(Photo by Beata Zawrzel/NurPhoto via Getty Images)
SpaceX is merging with Elon Musk’s xAI ahead of a planned initial public offering and the billionaire’s effort to create orbiting data centers.
The IPO is expected to generate tens of billions of dollars, giving xAI a new source of funds. Musk also says the arrangement is meant to pave the way for space-based data centers, days after SpaceX filed a plan to operate up to one million satellites for the project.
“In the long term, space-based AI is obviously the only way to scale,” Musk says in a post announcing the xAI deal, which also cites the benefits of solar energy. “The only logical solution therefore is to transport these resource-intensive efforts to a location with vast power and space.”
The Information reports SpaceX is spending $250 billion to acquire xAI, citing a person familiar with the deal.
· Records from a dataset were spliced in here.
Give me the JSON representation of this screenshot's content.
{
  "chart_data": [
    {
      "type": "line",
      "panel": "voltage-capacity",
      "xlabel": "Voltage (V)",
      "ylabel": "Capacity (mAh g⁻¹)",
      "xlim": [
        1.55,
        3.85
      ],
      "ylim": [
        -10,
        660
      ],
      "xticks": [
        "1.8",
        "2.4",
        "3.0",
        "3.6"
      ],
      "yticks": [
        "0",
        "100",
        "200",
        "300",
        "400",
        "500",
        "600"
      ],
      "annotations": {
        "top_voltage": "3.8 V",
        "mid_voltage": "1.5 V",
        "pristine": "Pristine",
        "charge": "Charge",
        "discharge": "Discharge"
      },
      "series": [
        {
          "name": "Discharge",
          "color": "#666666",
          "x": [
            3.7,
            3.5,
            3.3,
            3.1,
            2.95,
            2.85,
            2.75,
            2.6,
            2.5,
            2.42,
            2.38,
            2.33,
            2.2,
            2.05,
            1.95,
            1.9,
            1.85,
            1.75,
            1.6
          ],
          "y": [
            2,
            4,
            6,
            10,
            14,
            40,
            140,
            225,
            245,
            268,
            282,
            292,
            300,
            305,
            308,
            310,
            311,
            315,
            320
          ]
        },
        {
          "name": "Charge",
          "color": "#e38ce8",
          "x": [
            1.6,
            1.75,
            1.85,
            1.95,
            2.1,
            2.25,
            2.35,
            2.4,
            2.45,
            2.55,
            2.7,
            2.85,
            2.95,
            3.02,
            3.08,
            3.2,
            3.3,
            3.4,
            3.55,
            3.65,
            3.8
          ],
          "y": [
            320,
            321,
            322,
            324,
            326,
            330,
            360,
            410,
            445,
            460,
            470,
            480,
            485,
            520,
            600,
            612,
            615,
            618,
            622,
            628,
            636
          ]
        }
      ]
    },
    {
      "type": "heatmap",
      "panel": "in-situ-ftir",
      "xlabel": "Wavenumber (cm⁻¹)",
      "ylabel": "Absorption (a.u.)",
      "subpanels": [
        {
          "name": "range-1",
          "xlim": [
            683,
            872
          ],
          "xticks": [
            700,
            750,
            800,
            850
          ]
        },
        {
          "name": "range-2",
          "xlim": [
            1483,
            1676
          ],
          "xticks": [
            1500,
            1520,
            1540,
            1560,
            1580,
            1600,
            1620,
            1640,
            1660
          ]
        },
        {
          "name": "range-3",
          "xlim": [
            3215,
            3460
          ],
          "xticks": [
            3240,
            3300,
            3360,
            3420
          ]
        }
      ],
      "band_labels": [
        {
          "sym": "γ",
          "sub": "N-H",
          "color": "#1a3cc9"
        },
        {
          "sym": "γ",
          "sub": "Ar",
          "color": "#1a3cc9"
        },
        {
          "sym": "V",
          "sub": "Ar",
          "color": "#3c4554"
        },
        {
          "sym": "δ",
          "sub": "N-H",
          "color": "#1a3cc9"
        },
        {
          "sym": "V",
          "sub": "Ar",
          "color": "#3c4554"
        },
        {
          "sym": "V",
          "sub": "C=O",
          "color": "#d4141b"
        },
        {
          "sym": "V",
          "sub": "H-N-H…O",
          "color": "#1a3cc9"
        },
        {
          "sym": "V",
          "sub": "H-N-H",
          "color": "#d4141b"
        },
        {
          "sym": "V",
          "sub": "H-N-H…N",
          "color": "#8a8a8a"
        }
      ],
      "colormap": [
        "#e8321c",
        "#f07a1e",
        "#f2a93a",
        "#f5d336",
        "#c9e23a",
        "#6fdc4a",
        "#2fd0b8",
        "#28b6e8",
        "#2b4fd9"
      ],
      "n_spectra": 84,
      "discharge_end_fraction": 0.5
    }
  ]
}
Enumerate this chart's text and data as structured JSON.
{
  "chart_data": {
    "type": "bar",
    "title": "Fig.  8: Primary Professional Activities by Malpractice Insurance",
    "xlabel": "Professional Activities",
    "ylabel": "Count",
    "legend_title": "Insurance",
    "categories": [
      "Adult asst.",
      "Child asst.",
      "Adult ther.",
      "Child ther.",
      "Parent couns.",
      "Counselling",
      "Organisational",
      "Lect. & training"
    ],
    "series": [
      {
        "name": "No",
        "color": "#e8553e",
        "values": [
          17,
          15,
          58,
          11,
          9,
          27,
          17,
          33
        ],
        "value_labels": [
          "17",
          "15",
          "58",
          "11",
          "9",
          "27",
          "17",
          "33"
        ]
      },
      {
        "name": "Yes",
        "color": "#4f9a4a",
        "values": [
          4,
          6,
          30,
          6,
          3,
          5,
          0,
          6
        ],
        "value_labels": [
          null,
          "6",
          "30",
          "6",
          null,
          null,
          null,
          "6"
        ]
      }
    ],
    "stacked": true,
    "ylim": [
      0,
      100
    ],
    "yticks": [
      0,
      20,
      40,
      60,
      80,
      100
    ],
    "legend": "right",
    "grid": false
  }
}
SpaceX also describes the deal as creating “one of the most ambitious, vertically integrated innovation engines,” pointing to how the orbiting data centers can source all their rockets and computing technology from SpaceX and xAI. (xAI also owns X or what used to be Twitter.)
“It’s always sunny in space!” Musk adds. “Launching a constellation of a million satellites that operate as orbital data centers is a first step towards becoming a Kardashev II-level civilization, one that can harness the Sun’s full power, while supporting AI-driven applications for billions of people today and ensuring humanity’s multi-planetary future.”
To pull this off, Musk is betting that SpaceX’s more powerful next-generation rocket, Starship, will soon be capable of commercial missions. In addition, he envisions staging Starship launches “every hour carrying 200 tons per flight,” enabling the company to deploy the space-based data centers at a rapid clip.
Still, orbiting data centers remain an unproven concept. A key challenge includes maintenance and creating a way to cool the GPUs when there’s no air in space to dissipate the heat. Others are already questioning the vast size of a one-million-satellite constellation when the existing Starlink network only has about 9,600 satellites. Even so, Musk predicts that his orbiting data centers will become mainstream in the near future at a time when ground-based data centers are facing backlash over the environmental and energy toll.
“My estimate is that within 2 to 3 years, the lowest cost way to generate AI compute will be in space,” he wrote. “This cost-efficiency alone will enable innovative companies to forge ahead in training their AI models and processing data at unprecedented speeds and scales, accelerating breakthroughs in our understanding of physics and invention of technologies to benefit humanity.”